30. Romeo Crennel, Kansas City Chiefs
There is no question about the character and leadership of Romeo Crennel from his players or coaching staff. The exemplary way he handled the situation with Jovan Belcher was beyond reproach.
Unfortunately, the NFL is a business, and tough decisions will be made about Crennel as a head coach.
In four seasons as a head coach in Cleveland, Crennel never made the playoffs. With the Chiefs, many pundits expected the team to compete for the AFC West title in 2012. Instead, the Chiefs are one of the worst teams in the NFL.
Crennel is a solid coach, as his Super Bowl rings won as an assistant attest. But a record of 28-51 as a head coach is hard to defend.
Crennel will get an assistant job quickly if let go by the Chiefs.
29. Chan Gailey, Buffalo Bills
There is a good possibility that many NFL fans do not even know that Chan Gailey is the head coach of the Bills.
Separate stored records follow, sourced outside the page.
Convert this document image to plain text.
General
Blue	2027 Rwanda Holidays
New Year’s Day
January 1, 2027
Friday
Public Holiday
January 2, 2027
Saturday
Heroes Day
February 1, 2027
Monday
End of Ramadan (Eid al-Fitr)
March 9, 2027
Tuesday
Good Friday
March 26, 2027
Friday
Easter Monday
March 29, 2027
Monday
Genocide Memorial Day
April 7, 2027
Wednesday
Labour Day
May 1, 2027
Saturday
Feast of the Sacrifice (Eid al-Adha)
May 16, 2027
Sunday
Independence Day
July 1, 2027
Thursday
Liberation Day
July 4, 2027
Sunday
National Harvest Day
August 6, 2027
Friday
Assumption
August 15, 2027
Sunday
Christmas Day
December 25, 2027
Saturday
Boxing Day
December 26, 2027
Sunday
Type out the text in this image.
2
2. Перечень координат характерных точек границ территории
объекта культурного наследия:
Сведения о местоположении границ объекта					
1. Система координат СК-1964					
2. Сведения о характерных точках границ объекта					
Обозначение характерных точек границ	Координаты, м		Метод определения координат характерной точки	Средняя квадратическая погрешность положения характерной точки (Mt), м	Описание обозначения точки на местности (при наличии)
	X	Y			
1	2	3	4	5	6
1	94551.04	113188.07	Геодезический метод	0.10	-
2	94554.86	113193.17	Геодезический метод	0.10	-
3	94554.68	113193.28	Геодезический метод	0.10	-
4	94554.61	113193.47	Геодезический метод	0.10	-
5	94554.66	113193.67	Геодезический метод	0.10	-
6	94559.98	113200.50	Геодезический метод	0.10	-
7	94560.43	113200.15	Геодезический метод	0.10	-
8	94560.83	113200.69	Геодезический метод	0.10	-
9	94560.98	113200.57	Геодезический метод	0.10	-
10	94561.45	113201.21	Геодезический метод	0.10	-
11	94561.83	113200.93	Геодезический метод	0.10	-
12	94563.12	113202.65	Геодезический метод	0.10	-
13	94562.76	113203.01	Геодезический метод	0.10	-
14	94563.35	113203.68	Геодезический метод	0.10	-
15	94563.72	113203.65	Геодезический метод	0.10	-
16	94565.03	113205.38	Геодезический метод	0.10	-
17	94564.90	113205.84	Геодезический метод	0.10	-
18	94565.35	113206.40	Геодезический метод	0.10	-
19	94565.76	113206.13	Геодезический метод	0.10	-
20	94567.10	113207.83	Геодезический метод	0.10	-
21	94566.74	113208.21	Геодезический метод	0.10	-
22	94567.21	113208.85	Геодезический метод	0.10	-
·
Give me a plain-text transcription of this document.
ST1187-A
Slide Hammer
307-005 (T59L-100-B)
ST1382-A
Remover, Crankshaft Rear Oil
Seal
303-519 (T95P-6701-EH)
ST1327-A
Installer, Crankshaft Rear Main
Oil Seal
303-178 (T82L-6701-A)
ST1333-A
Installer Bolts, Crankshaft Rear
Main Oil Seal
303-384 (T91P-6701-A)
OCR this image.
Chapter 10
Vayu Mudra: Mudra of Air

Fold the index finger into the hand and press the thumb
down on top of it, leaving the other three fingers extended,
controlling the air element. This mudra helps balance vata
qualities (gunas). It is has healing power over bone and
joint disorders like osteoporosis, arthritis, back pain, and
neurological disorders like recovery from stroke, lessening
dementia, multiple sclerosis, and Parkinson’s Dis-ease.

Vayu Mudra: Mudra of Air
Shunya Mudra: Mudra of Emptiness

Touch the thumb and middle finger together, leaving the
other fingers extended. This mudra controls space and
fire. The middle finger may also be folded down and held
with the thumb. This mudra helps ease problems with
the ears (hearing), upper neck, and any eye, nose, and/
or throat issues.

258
The Bills have finished fourth in the AFC East the past two seasons and could end up in the basement again. Outside of the Patriots, the AFC East may be the weakest division in football.
Gailey had success in his two seasons as head coach of the Dallas Cowboys, but he has struggled in Buffalo. He may get another season to try to right the ship. However, if Bills management decides to get a new starting quarterback, Gailey may be forced out in favor of a fresh offensive mind.
28. Mike Mularkey, Jacksonville Jaguars
Another retread as a head coach, Mike Mularkey was given the keys to the Jaguars less than a year ago and is already on the hot seat. As the head coach for the Bills for two seasons, Mularkey did not reach the postseason.
Mularkey was brought into Jacksonville to help get quarterback Blaine Gabbert on the right path but was snake-bitten by injuries to running back Maurice Jones-Drew and then Gabbert.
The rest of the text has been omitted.